Mouse serum negative control - New to immunohistochem. Need some help/advise (Jun/22/2010 )
Hi! I've just started doing some immunohistochemistry on paraffin embedded human lung sections and need some help/advise on choosing a suitable negative control.
The primary antibody that i use is a mouse polyclonal raised against a human protein (MS4A8B protein). I have used mouse serum as my negative control and perform a similar dilution as my primary Ab (1 in 50).
Strangely, when i got my results, i noticed that there is heavy staining virtually everywhere on my section with the mouse serum when its actually supposed to show no staining! I am puzzled why this has occurred. Could it be that i am using an innapropriate dilution? Also, i don't know if this would affect my results but i have accidentally left the mouse serum in the fridge (4 celcius) for a few days instead of keeping it frozen in the freezer.
Any help/advise would be most useful. Thank you.
The mouse ab that you use maybe purified and specific for the antigen in your sample. (Are you sure it is polyclonal...rather than Mab?).
the mouse serum you use as negative may contain abs and other proteins that react with human antigens and other proteins present in your sample. the serum is also not exactly a negative control. I negative control would be non-specific mouse antibody of the same purity as your primary and non cross reactive with human proteins.
Thus, when you run your test the same concentration of antibodies in the same matrix are added.
Hi. I'm sure the mouse antibody that i've used is a polyclonal antibody.
Also, the reason why i've used mouse serum as my negative control is because i'm following a method performed from a staff previously. From her results, mouse serum showed no staining.
With the mouse serum issue aside, what would you recommend i use as a suitable negative control? Specifically the sections i'm using are human bronchi lung sections embedded in paraffin and my antibody stains most strongly on the epithelial surface and a little bit on the smooth muscle.
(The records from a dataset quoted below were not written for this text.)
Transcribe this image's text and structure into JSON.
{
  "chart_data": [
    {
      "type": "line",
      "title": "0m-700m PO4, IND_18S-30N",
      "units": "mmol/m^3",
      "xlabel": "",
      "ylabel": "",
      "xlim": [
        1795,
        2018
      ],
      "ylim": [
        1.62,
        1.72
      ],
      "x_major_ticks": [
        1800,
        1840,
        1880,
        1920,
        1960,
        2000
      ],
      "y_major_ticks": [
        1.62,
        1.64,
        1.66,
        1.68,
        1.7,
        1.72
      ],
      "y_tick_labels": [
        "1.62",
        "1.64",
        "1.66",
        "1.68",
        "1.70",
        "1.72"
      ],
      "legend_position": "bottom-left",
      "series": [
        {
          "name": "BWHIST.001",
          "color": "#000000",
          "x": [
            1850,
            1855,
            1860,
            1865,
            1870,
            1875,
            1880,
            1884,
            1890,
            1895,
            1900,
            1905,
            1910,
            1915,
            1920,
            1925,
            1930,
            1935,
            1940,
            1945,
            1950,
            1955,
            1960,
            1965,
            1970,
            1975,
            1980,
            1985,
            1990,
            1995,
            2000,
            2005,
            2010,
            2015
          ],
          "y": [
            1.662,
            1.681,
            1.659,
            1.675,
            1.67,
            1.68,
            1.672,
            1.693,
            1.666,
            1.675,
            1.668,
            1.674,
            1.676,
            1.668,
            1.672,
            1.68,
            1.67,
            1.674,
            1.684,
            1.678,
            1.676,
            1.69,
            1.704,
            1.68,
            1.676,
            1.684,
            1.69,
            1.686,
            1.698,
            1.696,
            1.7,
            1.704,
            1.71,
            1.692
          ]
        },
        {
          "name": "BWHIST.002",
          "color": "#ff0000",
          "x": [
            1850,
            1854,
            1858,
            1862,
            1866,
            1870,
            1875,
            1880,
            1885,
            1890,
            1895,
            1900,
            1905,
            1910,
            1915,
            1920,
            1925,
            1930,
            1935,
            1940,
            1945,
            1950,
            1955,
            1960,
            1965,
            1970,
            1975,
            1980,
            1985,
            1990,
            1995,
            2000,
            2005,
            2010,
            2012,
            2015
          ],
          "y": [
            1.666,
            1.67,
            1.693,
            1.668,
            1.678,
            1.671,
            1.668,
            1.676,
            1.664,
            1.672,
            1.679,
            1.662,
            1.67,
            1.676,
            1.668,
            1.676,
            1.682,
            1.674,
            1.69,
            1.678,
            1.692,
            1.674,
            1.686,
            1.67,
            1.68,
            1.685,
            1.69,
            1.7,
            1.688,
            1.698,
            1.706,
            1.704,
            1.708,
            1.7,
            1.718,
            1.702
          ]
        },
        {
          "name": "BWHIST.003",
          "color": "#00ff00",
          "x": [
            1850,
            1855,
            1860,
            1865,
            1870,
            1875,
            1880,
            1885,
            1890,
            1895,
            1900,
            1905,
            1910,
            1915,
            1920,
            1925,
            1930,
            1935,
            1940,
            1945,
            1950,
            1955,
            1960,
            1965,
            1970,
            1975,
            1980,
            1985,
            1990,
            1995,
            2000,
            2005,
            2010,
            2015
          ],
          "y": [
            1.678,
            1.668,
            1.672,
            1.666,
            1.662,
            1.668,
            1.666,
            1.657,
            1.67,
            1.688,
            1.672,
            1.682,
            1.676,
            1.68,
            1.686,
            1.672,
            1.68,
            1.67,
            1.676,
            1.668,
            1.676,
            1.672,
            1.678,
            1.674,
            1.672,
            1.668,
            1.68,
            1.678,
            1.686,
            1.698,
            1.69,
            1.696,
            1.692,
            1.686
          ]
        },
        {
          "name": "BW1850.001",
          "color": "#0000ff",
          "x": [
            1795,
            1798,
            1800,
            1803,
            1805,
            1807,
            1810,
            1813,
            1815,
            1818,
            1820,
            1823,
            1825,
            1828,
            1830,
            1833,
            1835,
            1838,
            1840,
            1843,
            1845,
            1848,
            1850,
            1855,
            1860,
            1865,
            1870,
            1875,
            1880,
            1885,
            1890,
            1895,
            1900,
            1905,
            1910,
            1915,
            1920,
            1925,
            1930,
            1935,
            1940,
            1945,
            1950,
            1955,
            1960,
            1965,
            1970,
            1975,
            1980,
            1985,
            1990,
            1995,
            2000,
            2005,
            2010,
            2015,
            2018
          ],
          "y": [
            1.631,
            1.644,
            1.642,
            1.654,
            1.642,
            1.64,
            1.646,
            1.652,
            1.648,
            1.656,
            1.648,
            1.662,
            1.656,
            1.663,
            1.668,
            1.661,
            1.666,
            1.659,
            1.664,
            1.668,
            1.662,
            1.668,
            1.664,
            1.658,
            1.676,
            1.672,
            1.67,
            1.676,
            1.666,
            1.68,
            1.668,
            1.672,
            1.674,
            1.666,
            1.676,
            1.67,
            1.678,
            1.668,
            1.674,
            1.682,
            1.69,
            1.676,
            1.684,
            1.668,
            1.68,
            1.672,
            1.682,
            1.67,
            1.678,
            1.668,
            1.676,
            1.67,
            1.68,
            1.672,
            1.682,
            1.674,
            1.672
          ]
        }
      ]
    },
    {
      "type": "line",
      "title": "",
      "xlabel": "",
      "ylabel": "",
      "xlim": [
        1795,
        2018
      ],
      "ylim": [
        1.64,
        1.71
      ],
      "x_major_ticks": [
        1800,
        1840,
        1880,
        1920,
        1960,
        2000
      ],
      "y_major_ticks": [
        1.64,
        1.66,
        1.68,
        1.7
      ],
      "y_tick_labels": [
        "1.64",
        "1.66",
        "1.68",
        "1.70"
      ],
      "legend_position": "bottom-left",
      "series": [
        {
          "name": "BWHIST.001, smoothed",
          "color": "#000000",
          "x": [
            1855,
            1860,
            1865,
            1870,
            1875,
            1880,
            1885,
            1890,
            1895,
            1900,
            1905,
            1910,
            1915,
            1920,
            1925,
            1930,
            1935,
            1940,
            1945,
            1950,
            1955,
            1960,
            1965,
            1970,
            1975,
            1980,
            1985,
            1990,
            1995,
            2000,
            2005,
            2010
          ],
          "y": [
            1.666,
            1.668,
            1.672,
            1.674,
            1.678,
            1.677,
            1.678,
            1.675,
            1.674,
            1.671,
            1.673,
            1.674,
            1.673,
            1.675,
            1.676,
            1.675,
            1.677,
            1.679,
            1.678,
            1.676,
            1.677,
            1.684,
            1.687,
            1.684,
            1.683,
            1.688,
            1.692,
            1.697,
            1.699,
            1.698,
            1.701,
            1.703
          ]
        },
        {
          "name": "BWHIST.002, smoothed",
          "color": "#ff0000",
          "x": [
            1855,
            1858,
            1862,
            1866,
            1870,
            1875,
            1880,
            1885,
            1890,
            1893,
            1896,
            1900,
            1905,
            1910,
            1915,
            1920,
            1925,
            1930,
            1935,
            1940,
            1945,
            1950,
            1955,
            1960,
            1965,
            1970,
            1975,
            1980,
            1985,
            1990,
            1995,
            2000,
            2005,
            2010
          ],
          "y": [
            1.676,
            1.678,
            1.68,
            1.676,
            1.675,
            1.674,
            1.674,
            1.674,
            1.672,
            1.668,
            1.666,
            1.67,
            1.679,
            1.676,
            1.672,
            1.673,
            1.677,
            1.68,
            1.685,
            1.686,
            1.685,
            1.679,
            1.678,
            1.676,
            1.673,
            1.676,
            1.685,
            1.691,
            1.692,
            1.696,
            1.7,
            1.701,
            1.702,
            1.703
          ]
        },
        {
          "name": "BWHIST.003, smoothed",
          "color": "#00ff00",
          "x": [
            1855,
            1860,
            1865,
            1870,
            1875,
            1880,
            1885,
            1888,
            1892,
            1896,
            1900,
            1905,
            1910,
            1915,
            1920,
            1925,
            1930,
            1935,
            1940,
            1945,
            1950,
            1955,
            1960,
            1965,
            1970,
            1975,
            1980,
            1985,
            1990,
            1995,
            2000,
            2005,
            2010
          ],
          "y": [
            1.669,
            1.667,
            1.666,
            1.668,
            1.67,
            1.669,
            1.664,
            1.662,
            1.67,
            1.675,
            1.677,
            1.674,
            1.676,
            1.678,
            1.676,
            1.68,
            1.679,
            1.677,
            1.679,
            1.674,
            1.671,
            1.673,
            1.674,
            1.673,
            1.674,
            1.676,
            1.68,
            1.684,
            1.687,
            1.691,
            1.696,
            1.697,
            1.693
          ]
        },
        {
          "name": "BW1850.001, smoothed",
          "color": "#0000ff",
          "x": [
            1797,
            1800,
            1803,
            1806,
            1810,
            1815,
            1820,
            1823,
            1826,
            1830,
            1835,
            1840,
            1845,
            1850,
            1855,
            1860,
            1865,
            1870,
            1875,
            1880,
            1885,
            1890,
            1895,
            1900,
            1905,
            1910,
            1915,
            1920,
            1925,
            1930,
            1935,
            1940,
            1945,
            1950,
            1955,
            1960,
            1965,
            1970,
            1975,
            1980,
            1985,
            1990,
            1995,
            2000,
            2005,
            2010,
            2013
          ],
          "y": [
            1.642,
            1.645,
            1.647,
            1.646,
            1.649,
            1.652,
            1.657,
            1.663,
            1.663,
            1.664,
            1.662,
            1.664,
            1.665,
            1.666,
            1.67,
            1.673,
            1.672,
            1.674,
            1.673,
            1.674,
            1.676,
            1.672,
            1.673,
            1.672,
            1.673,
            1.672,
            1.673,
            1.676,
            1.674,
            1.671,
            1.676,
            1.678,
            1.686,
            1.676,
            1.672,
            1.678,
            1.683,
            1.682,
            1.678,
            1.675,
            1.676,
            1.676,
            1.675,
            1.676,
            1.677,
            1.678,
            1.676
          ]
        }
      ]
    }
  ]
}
Thanks for your input/advise!
obtain some purified mouse IgG. Expressing protein concentrations by dilution is incorrect (ie "1:50" etc). With both your primary ab and your purified control determine OD 280 to obtain concentrations in mg/ml and use both of them at the same concentration (ie you will convert your '1:50' dilution to mg/ml and your control will be used at this same concentration.)
Your conjugate should be specific for mouse IgG and not react with human proteins. Be sure to test the dilution you use on a slide without the mouse abs to see if there is any binding and titer accordingly.